Cristiano Fitzgerald

Personal information
- Full name: Cristiano Michael Fitzgerald
- Date of birth: 10 November 2003 (age 22)
- Place of birth: Singapore
- Height: 1.76 m (5 ft 9 in)
- Position: Winger

Youth career
- 2017–2019: Boavista
- 2019–2020: De Anza Force
- 2020–2024: Boavista
- 2024: Estrela da Amadora

College career
- Years: Team / Apps / (Gls)
- 2024: Maryland Terrapins / 7 / (0)
- 2025–: Xavier Musketeers / 10 / (0)

International career
- 2021: Republic of Ireland U19 / 2 / (0)

= Cristiano Fitzgerald =

Irish footballer

Cristiano Michael Fitzgerald (born 10 November 2003) is a footballer who plays as a winger at Xavier University in the United States. Born in Singapore, he represents the Republic of Ireland at youth international level.

==Early life==
Born in Singapore to an Irish father from Limerick and a French mother, Fitzgerald was named after then-Manchester United player Cristiano Ronaldo.
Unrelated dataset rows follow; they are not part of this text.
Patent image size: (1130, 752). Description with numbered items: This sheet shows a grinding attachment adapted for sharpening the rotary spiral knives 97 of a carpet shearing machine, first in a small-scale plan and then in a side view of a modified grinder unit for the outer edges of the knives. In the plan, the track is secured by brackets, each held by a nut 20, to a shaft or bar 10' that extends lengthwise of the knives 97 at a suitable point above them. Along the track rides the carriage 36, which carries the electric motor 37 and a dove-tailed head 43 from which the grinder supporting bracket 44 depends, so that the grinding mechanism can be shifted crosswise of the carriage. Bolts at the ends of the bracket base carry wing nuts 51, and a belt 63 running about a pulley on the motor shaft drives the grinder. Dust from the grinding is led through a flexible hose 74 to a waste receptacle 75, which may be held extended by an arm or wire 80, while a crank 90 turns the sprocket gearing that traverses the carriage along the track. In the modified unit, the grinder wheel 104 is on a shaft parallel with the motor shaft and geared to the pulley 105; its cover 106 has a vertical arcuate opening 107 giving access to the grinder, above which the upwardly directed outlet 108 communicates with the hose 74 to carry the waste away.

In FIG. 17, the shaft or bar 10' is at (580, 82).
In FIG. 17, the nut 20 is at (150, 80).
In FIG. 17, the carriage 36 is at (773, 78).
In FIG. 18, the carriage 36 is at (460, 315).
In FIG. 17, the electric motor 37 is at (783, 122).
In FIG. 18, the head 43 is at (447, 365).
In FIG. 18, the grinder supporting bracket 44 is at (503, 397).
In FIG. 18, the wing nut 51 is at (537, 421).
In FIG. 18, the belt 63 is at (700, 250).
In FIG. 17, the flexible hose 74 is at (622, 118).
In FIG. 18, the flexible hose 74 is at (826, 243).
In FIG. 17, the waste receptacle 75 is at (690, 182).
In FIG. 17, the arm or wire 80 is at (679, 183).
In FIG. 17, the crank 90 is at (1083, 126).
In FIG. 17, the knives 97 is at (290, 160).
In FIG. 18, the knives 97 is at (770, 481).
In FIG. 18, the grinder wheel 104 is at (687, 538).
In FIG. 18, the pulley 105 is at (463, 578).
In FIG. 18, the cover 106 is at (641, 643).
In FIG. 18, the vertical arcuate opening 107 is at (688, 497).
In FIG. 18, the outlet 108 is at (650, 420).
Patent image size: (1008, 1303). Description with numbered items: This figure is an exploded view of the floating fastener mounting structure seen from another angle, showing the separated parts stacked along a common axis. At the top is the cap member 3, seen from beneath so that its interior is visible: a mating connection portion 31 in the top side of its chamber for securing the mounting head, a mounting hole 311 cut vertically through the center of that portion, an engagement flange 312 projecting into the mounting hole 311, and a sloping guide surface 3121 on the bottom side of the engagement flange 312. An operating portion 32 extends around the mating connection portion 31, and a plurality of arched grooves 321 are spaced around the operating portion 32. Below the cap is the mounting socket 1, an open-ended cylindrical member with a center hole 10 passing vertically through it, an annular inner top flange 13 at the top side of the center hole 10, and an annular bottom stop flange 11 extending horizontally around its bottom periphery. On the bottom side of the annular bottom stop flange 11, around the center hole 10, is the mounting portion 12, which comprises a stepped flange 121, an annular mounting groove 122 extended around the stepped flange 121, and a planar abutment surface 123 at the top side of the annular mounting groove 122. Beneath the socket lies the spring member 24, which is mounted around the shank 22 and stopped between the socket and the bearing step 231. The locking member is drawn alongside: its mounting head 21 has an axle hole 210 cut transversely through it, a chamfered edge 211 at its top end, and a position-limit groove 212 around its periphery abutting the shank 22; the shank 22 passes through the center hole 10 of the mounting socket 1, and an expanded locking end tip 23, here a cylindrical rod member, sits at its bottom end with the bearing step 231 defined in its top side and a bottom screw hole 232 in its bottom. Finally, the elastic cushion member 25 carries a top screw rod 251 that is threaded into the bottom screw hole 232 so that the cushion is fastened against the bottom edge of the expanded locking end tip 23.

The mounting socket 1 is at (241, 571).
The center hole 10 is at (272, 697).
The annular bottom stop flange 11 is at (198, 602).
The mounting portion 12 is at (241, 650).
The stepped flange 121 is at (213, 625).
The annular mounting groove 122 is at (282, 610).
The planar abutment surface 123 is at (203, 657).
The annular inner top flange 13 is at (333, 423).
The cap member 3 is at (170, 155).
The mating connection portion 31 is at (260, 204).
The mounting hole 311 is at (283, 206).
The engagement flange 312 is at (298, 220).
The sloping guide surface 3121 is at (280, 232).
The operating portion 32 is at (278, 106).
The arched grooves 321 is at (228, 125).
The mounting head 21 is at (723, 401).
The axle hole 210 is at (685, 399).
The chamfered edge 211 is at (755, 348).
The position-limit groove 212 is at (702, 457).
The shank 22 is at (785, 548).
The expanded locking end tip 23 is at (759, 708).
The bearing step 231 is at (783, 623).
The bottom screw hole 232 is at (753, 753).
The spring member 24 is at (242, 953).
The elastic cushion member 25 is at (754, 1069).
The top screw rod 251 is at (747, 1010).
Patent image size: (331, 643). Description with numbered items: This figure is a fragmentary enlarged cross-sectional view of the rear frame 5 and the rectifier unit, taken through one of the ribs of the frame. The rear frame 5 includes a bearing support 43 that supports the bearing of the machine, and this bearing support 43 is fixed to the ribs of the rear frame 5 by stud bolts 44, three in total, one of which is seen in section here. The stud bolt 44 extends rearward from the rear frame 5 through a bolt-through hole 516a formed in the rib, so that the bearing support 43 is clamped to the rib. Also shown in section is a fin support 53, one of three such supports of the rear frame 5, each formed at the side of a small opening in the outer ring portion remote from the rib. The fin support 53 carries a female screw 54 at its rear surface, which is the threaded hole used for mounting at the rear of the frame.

His father had been watching the 2003–04 Premier League season opener against Bolton Wanderers, in which Ronaldo made his debut, and decided upon the name for his son. He moved to London shortly after his first birthday, before spending seven years in San Diego, California.

==Club career==
===Early career in Portugal===
He returned to Singapore, joining a local football team who would routinely tour Europe, playing in Spain, Sweden and Portugal. His family moved again in 2017, this time to Porto, Portugal, and shortly after, he joined the academy of Boavista. He also spent some time back in the United States due to his father's work, playing for the De Anza Force.

He returned to Boavista in 2020, and a year later, he was clocked as one of the fastest players in world football. He went on trial with Scottish club Dundee United in July 2022, but this amounted to nothing. In September 2022, he was promoted to Boavista's first team, and made his unofficial debut for the club in a friendly match against French side Bordeaux on 16 December 2022.

On 30 January 2024, Fitzgerald left Boavista, without ever making his official debut, and joined fellow Primeira Liga club Estrela da Amadora.

===Collegiate soccer===
After half a year with Estrela da Amadora, Fitzgerald moved to the United States, enrolling at the University of Maryland. After seven appearances for the University of Maryland, Fitzgerald transferred to Xavier University, where he featured for the Xavier Musketeers soccer team.

==International career==
Fitzgerald is eligible to represent the Republic of Ireland and France through his parents, Singapore through birth, and Portugal, having lived there since 2017. He has expressed his desire to represent the Republic of Ireland. In 2021, he made his first appearance for the Republic of Ireland at under-19 level.

==Personal life==
Fitzgerald's father, Jimmy, was a youth hurling player for the Limerick county hurling team in Ireland. His brother Julian is also a footballer, and currently plays alongside Fitzgerald at Xavier University.